“Frrrreeeeeeeeeeddddd !”
Avait désespéremment lancé une petite voix du fin fond de la plus grande salle des locaux de l’Ink Pot, appartenant au jeune homme, accroupit devant l’un des grands casiers de bois constituant les rares meubles autre que les tables de la pièce.
“Où sont les calques déjà ?…”
Avait-il finalement doucement comme miaulé plaintivement en relevant la tête vers ledit Fred venu se pencher sur lui après avoir entendu son appel.
Ce dernier avait sous sa coquette moustache brune parfaitement assortie à la couleur de sa belle chevelure, un petit sourire sincèrement amusé par le jeune spécimen se trouvant désemparé face à la grandiloquences des ateliers.
Il était certain qu’à seulement une année de présence auprès d’eux, l’on pouvait encore se perdre dans cette salle dont la disposition changeait en permanence au gré des flâneuses envies de chacun des illustrateurs. Il n’y avait bien que les archives qui ne se promenaient jamais d’un casier à l’autre… Nikolaï y tenait.
Garry avait rejoint l’Ink Pot Company tout juste après avoir claqué la porte de chez lui alors que ses parents tenaient à ce qu’il laisse tomber pour de bon ses carnets et crayons afin de se consacrer pleinement à un métier “qui rapporterait plus que de quoi s’acheter une boîte de conserve périmée”.
Il avait tenu bon quatre années pour leur faire plaisir.
Quatre années dans les rangs les plus illustres des Universités des métiers de finances avant de se rendre à l’évidence que jamais il ne voudrait d’une pareille vie.
Lorsqu’il y pensait, lorsqu’il l’évoquait, c’était toujours avec cette mine renfrognée ou un air dévasté : quatre ans dans une vie n’est sans doute rien mais pour sa jeunesse elles avaient été comme une éternité à tourner en rond tel un lion en cage tant sa créativité se sentait bridée.
N’allons pas dire cependant qu’il y avait laissé sa joie de vivre : ce petit homme enthousiaste en débordait.

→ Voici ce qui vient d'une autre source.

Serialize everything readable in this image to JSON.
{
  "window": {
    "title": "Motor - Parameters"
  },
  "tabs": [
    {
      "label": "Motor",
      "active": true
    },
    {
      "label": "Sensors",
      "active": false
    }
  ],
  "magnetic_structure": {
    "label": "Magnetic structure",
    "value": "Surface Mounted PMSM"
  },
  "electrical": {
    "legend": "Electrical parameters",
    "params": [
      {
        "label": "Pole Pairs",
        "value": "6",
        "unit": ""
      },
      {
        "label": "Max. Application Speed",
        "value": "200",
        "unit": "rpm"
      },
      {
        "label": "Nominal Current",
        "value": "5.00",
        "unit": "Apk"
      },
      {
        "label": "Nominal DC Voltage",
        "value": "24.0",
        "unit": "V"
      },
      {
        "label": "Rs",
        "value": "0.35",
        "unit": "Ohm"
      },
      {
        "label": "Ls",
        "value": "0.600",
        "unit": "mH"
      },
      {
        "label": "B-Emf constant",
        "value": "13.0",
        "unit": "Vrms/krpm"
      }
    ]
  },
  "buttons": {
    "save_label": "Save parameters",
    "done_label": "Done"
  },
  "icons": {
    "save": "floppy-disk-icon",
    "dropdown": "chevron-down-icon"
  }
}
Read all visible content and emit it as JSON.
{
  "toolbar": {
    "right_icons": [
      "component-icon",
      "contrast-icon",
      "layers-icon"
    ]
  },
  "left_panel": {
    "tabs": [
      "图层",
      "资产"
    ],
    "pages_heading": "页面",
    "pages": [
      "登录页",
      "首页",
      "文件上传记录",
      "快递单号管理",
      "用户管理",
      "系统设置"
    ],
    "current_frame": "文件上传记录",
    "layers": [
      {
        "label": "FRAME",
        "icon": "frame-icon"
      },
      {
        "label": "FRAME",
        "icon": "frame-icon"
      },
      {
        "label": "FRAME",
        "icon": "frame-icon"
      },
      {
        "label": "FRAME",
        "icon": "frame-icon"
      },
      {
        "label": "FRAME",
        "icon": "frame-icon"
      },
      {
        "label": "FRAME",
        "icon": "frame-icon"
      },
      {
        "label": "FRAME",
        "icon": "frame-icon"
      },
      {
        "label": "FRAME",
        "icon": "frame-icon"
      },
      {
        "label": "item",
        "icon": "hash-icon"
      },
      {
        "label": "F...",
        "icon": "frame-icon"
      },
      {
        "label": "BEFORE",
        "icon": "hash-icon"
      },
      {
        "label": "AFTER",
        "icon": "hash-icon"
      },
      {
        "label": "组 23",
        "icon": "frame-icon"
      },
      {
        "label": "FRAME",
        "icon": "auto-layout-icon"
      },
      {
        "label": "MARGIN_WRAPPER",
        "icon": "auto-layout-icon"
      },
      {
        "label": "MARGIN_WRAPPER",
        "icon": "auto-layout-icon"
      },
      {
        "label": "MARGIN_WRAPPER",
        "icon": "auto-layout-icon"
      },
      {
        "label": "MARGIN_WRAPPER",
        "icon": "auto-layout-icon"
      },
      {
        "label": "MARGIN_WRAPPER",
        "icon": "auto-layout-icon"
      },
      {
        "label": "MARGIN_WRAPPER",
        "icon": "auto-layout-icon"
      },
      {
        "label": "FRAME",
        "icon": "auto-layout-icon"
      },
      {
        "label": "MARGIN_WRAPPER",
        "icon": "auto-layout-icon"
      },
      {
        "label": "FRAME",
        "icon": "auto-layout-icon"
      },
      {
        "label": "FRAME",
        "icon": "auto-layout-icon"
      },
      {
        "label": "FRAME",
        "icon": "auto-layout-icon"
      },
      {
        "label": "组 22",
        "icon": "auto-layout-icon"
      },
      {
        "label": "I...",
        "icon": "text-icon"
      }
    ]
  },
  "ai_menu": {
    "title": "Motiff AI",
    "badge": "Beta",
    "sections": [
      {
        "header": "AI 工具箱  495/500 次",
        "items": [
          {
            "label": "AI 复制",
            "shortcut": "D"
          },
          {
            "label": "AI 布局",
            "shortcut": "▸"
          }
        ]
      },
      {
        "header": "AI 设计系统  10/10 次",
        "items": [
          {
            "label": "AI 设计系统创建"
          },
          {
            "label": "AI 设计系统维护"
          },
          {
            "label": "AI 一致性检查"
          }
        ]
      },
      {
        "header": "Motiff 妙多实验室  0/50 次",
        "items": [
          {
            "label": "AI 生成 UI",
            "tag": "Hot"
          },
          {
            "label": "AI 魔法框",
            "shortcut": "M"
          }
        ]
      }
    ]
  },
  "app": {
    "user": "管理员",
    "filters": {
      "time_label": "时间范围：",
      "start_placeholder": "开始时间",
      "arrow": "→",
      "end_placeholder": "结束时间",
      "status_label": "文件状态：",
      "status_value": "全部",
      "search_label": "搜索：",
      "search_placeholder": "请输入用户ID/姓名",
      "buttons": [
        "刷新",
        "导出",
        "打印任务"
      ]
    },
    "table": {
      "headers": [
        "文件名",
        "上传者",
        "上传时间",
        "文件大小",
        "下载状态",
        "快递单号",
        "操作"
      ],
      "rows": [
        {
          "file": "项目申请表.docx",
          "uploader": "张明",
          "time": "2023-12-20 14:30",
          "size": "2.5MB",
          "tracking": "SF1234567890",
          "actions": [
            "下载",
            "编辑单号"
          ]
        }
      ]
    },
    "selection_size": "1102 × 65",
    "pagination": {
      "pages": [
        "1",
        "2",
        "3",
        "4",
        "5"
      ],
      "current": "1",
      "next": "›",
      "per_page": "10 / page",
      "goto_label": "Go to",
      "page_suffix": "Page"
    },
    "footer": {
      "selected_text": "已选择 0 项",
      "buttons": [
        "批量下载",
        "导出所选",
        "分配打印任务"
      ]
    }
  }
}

Il n’avait simplement aucune envie d’un métier de routine qu’il n’aimait pas au seul profit qu’avoir des apports lourds dont il ne saurait quoi faire.
Passer les portes de la petite Compagnie qui avait volontiers accepté de l’aider avait été pour lui telle une renaissance flamboyante.
En un an à leur côté, il s’était plus épanouie que jamais auparavant… À l’instar de Fred -qui, en habitué des lieux et ses habitants, venait de lui dénicher ce qu’il cherchait- il devait beaucoup à cette petite entreprise.
“Merci !… Lança-t-il en récupérant la pochette que lui tendait son aîné. Que ferais-je sans toi !
– Sûrement des bêtises ? S’amusa son interlocuteur en refermant le tiroir d’où il avait extirpé l’objet de leur recherche. Tu as besoin d’autre chose ?
– Non, j’ai tout ce qui me faut, merci.
– Parfait. Ne fais pas de bêtise alors !”
Le plus jeune avait soufflé doucement de rire, laissant le plus ancien retourner à son bureau après un petit clin d’œil. Restant un instant là, il le suivit du regard, la pochette ramenée d’un bras contre lui, près de son cœur.
Il avait toujours eu beaucoup d’admiration pour l’élégant moustachu qui venait de le quitter. Sans doute était-ce à cause de cette subtile coquetterie pour un caractère parfaitement humain et sans once d’arrogance… Fred avait ce petit cachet inattendu pour un grand rêveur : une physionomie svèlte qu’il savait mettre en valeur compensant une taille plutôt modeste que l’on oubliait vite au profit de son indéniable goût pour le panache.
Des quatre dessinateurs de la Compagnie, Fred, avec ses vestes paradoxalement sobres pour des foulards et cravates colorés ainsi que, pour couronner le tout, sa chère moustache à l’italienne, était indéniablement celui qui attirait le plus le regard autant que la sympathie au premier coup d’œil.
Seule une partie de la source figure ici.